Dizer que está presente todos os dias na minha cozinha, na minha boca, é redutor. Porque não foi só o sal que eu carreguei para casa, essas pequenas pedras de cristal branco, foram as mãos, a água e o sol, o que sobra da mistura da água com o sol, o trabalho daqueles que, todos os dias, se levantam com a manhã para as rotinas na salina, nas horas em que o calor ainda perdoa, recolhendo a flor, bonito nome, e mantendo as salinas imaculadas, prefiro impolutas, para preservar a pureza de um produto tão natural quanto a água, não fosse o sal só a ausência desta.

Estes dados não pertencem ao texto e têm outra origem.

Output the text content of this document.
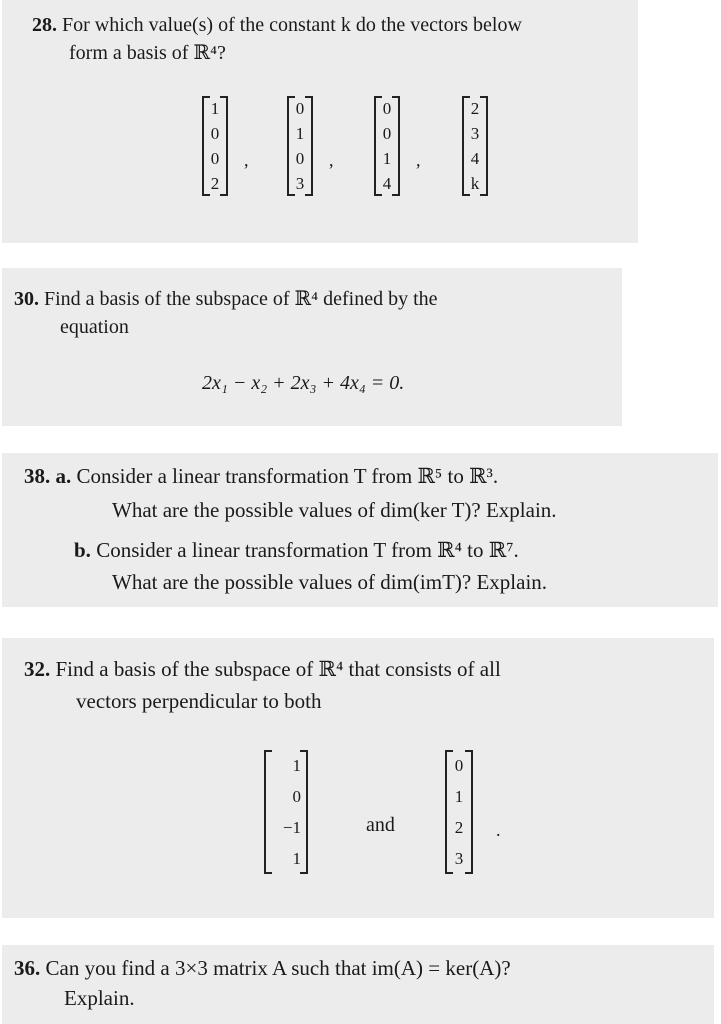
28. For which value(s) of the constant k do the vectors below
form a basis of ℝ⁴?
1
0
0
2
,
0
1
0
3
,
0
0
1
4
,
2
3
4
k
30. Find a basis of the subspace of ℝ⁴ defined by the
equation
2x₁ − x₂ + 2x₃ + 4x₄ = 0.
38. a. Consider a linear transformation T from ℝ⁵ to ℝ³.
What are the possible values of dim(ker T)? Explain.
b. Consider a linear transformation T from ℝ⁴ to ℝ⁷.
What are the possible values of dim(imT)? Explain.
32. Find a basis of the subspace of ℝ⁴ that consists of all
vectors perpendicular to both
1
0
−1
1
and
0
1
2
3
.
36. Can you find a 3×3 matrix A such that im(A) = ker(A)?
Explain.
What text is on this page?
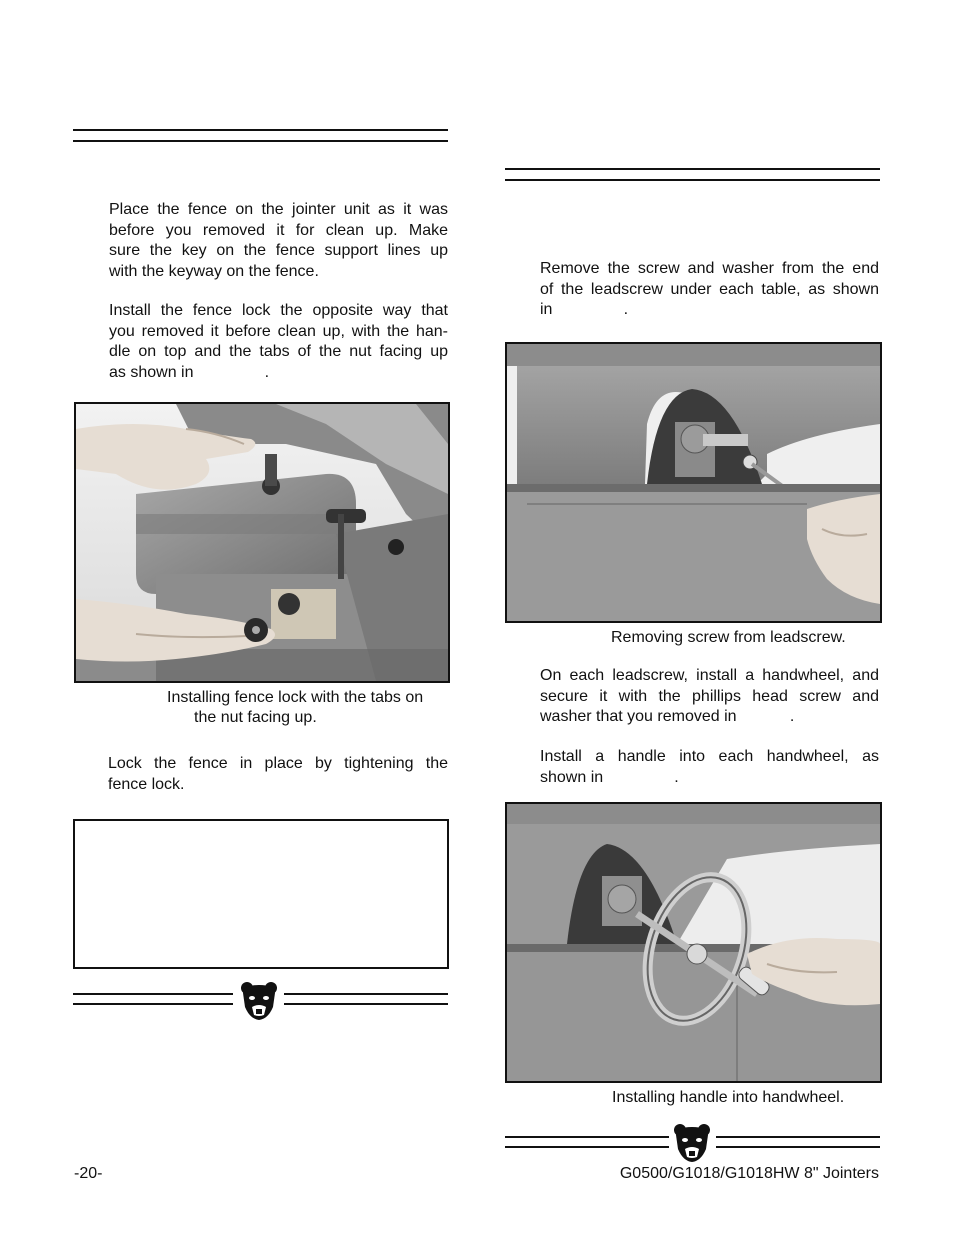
Place the fence on the jointer unit as it was
before you removed it for clean up. Make
sure the key on the fence support lines up
with the keyway on the fence.
Install the fence lock the opposite way that
you removed it before clean up, with the han-
dle on top and the tabs of the nut facing up
as shown in                .

Installing fence lock with the tabs on
the nut facing up.

Lock the fence in place by tightening the
fence lock.
Remove the screw and washer from the end
of the leadscrew under each table, as shown
in                .

Removing screw from leadscrew.

On each leadscrew, install a handwheel, and
secure it with the phillips head screw and
washer that you removed in            .
Install a handle into each handwheel, as
shown in                .

Installing handle into handwheel.

-20-	G0500/G1018/G1018HW 8" Jointers
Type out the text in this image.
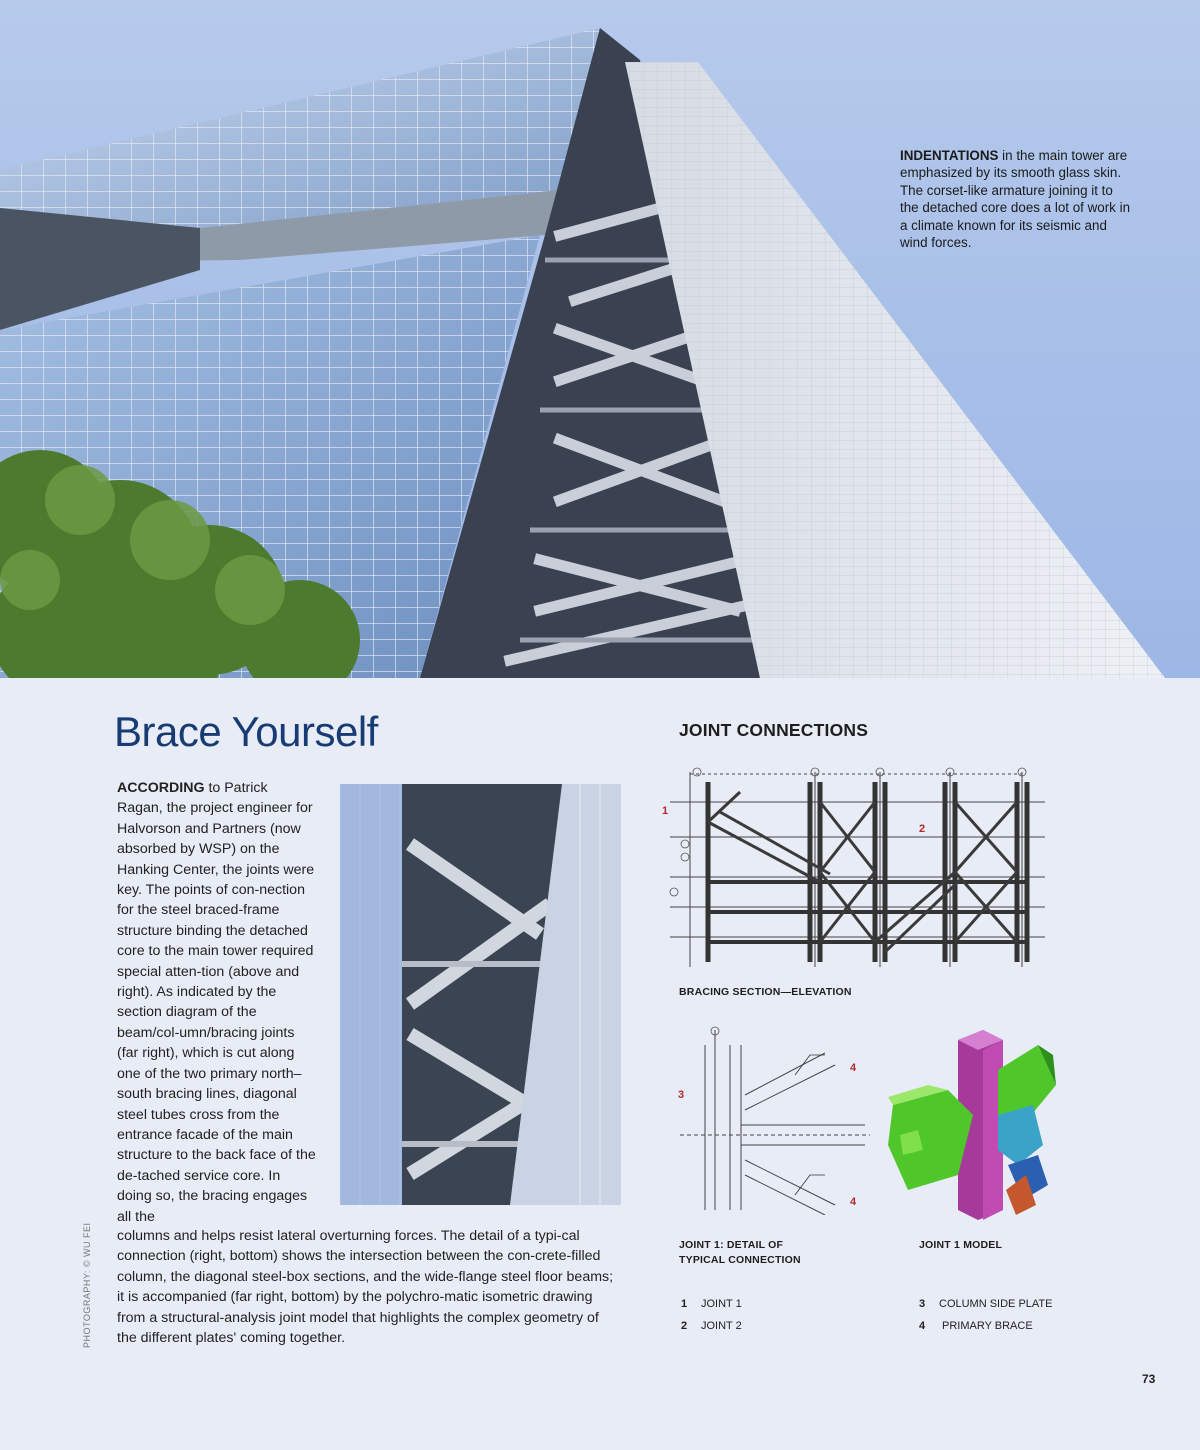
INDENTATIONS in the main tower are emphasized by its smooth glass skin. The corset-like armature joining it to the detached core does a lot of work in a climate known for its seismic and wind forces.
Brace Yourself
ACCORDING to Patrick Ragan, the project engineer for Halvorson and Partners (now absorbed by WSP) on the Hanking Center, the joints were key. The points of con-nection for the steel braced-frame structure binding the detached core to the main tower required special atten-tion (above and right). As indicated by the section diagram of the beam/col-umn/bracing joints (far right), which is cut along one of the two primary north–south bracing lines, diagonal steel tubes cross from the entrance facade of the main structure to the back face of the de-tached service core. In doing so, the bracing engages all the
columns and helps resist lateral overturning forces. The detail of a typi-cal connection (right, bottom) shows the intersection between the con-crete-filled column, the diagonal steel-box sections, and the wide-flange steel floor beams; it is accompanied (far right, bottom) by the polychro-matic isometric drawing from a structural-analysis joint model that highlights the complex geometry of the different plates' coming together.
PHOTOGRAPHY: © WU FEI
JOINT CONNECTIONS
1
2
BRACING SECTION—ELEVATION
3
4
4
JOINT 1: DETAIL OF
TYPICAL CONNECTION
JOINT 1 MODEL
1 JOINT 1
2 JOINT 2
3 COLUMN SIDE PLATE
4 PRIMARY BRACE
73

Ao longo de muitas semanas habituei-me a estas rotinas. Acordar cedo, ouvir as aves, sentir o vento forte da primeira manhã, acompanhar o trabalho de homens e mulheres até o calor apertar. E depois as horas da tarde, quando o sol começa a cair no firmamento e as sombras se alongam nas salinas. Homens que parecem gigantes. Homens e mulheres que o são.

 

Por isso, quando a Filomena Sintra me convidou para o projeto, eu não sabia todo o peso que iria carregar, desconhecia as histórias que iria ouvir e retratar em imagens. Ainda não tinha visto os rostos sulcados pelo sol, os pequenos montes de tesouros brancos espalhados ao longo de tão grande área. Acima de tudo, literalmente, descobri uma nova perspectiva, uma forma diferente de ver as salinas. Uma visão que os próprios salineiros desconhecem, e que provavelmente só os pássaros comentavam entre si. Conseguir mostrar isso aos Castro-Marinenses, achar nos seus olhos a emoção dessa descoberta, foi talvez a maior recompensa e alegria.

 

Por isso tenho de agradecer à Filomena Sintra a ideia e o convite, ela é o verdadeiro autor moral deste trabalho, ao Carlos Afonso, fotografo apaixonado que me ajudou a descobrir os recantos e a luz, e aos salineiros, todos sem excepção, que me receberam de braços aberto e com quem aprendi o que são as salinas, a flor e o sal. Este trabalho são eles.

Texto escrito para acompanhar a exposição "Paisagens do sal a Sul", patente de 24 de Junho a 15 de Agosto na Casa do Sal, em Castro Marim. O texto foi também publicado no livro editado com o mesmo título da exposição.